Advocacy for 8000 TB affected persons in Mubende district Project
-The onset of political campaigns; we had anticipated to kick-off our project starting with district level sensitisation and advocacy meetings; but have not been able to do so because of the current political campaigns. All the targeted participants are busy struggling to make a comeback into leadership. Using our experience with local governments and advice from the TB focal person, we have agreed to undertake this activity in February –March 2011 when campaigns are over and with new leadership. This will give us the opportunity to engage the right people who will be in leadership for the next 5 years. This saves us from the burden and wastage of engaging leaders who could not make a comeback into the local government leadership.
-Need for immediate testing yet SDA does to have the capacity and means to do so in the community setting where social mobilisation activities do take place.
-Lack of a public address system; the project implementation team underestimated the attendance and participation during social mobilisation events; that have been normally backed up by week long radio announcements. It has been therefore a strenuous activity for the health worker and project team to pass on information to the crowds. This partly affected the participant attention span and good hearing especially among those with hearing impairments.
-The vastness of the project sub counties and the need expressed by local leaders to extend our mobilisation activities to 2 more sub counties than we had planned. This has only enabled us reach to “pockets” of worse-off deep rural communities where relapses and defaulting to TB treatment were report high by the district TB officer. Other communities have been left wanting.
-Weather has posed another challenge to community social mobilisation events; activities have taken place during the rainy season yet we did not plan for hall or tent hire; if even we had, our targeted rural areas did not have such facilities. Roads leading to venues have been sometimes impassable.
-Limited involvement of our staff in DOTs; we had planned to really entirely on local government health staff to undertake DOTs and home based car. We later learnt that the district did first of all not have enough staff cover all the project subcounties.Secondly did not have the transport means to move to various TB patients homes scattered all over the 4 sub counties.

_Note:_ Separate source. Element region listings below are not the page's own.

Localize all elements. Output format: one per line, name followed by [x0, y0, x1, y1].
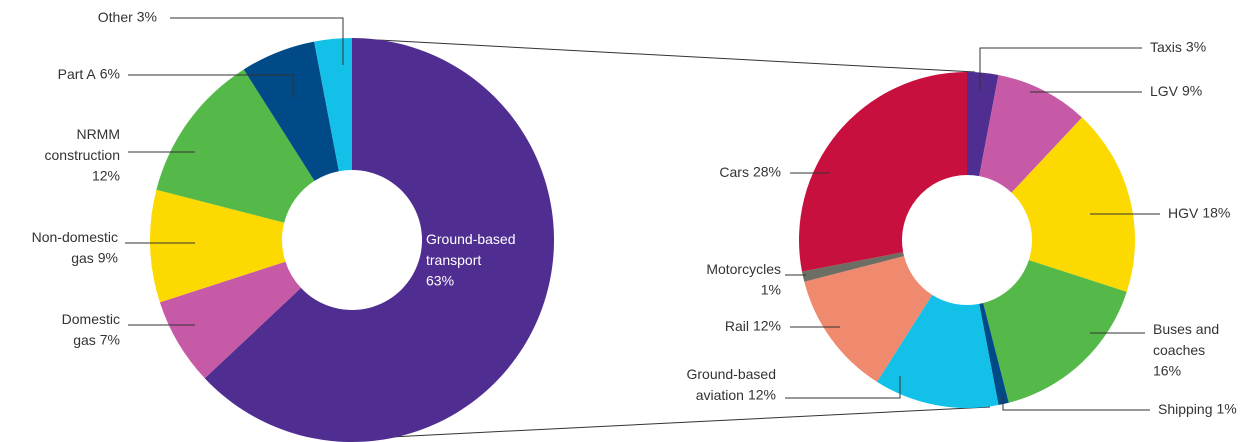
- value-label: 9%: [98, 250, 118, 266]
- slice: [876, 294, 999, 408]
- slice: [983, 260, 1127, 403]
- slice: [967, 72, 999, 177]
- slice-label: LGV: [1150, 83, 1179, 99]
- value-label: 9%: [1182, 83, 1202, 99]
- slice: [156, 69, 315, 223]
- value-label: 7%: [100, 332, 120, 348]
- leader-line: [128, 74, 294, 98]
- leader-line: [979, 47, 1142, 90]
- slice-label: Other: [98, 9, 133, 25]
- leader-line: [785, 376, 901, 399]
- slice: [801, 252, 905, 282]
- slice-label: Motorcycles: [706, 261, 781, 277]
- value-label: 12%: [753, 318, 781, 334]
- value-label: 3%: [137, 9, 157, 25]
- value-label: 18%: [1202, 205, 1230, 221]
- slice-label: Part A: [58, 66, 97, 82]
- connector-line: [377, 39, 976, 73]
- connector-line: [329, 406, 991, 441]
- value-label: 63%: [426, 273, 454, 289]
- slice: [1011, 117, 1135, 292]
- value-label: 12%: [92, 168, 120, 184]
- slice: [804, 256, 933, 382]
- value-label: 3%: [1186, 39, 1206, 55]
- slice: [159, 261, 301, 379]
- slice: [979, 74, 1083, 193]
- slice-label: NRMM construction: [45, 126, 120, 163]
- value-label: 6%: [100, 66, 120, 82]
- slice-label: Cars: [719, 164, 749, 180]
- slice: [243, 41, 339, 181]
- value-label: 1%: [1217, 401, 1237, 417]
- slice: [799, 72, 967, 272]
- slice: [314, 38, 352, 172]
- slice: [979, 302, 1009, 406]
- leader-line: [1002, 395, 1150, 411]
- slice-label: Shipping: [1158, 401, 1213, 417]
- slice: [150, 189, 286, 303]
- leader-line: [170, 17, 344, 65]
- slice-label: Domestic gas: [62, 311, 120, 348]
- value-label: 1%: [761, 282, 781, 298]
- slice-label: Non-domestic gas: [32, 229, 118, 266]
- slice-label: HGV: [1168, 205, 1199, 221]
- value-label: 12%: [748, 387, 776, 403]
- slice-label: Rail: [725, 318, 749, 334]
- slice-label: Taxis: [1150, 39, 1182, 55]
- slice-label: Ground-based transport: [426, 231, 516, 268]
- value-label: 28%: [753, 164, 781, 180]
- slice-label: Ground-based aviation: [686, 366, 776, 403]
- slice-label: Buses and coaches: [1153, 321, 1219, 358]
- slice: [204, 38, 554, 442]
- value-label: 16%: [1153, 363, 1181, 379]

Lessons learnt on data gathering and tracking of progress include;
-There is need to train health centre workers/laboratory staff in records management in order to enable them be able to avail up to date data. It is difficult for the health workers to track progress yet the number of people seeking for TB screening is increasing more especially after our intervention.
-The TB patients who are treatment need to be consistently followed up to ensure that they complete their dosage; persons tend to relax especially after a few months of taking the drug but later relapse.
-We also needed to use our staff/volunteers instead of relying on government health workers if we are to track progress and have data on progress; this we had not planned for it and thought that we would rely on health unit records to track progress.
-TB is still a big challenge especially among the rural illiterate poor who seem not even bothered for their lives. They are also ignorant of the available services and have a high apathy about claiming for their health rights. They feel that health workers are doing it as a favour to provide TB treatment services.
-The targeted Number of DOT under home based care will depend on how fast we detect further cases. This is because the project area had fewer people in need of TB DOT due to poor performance in detection.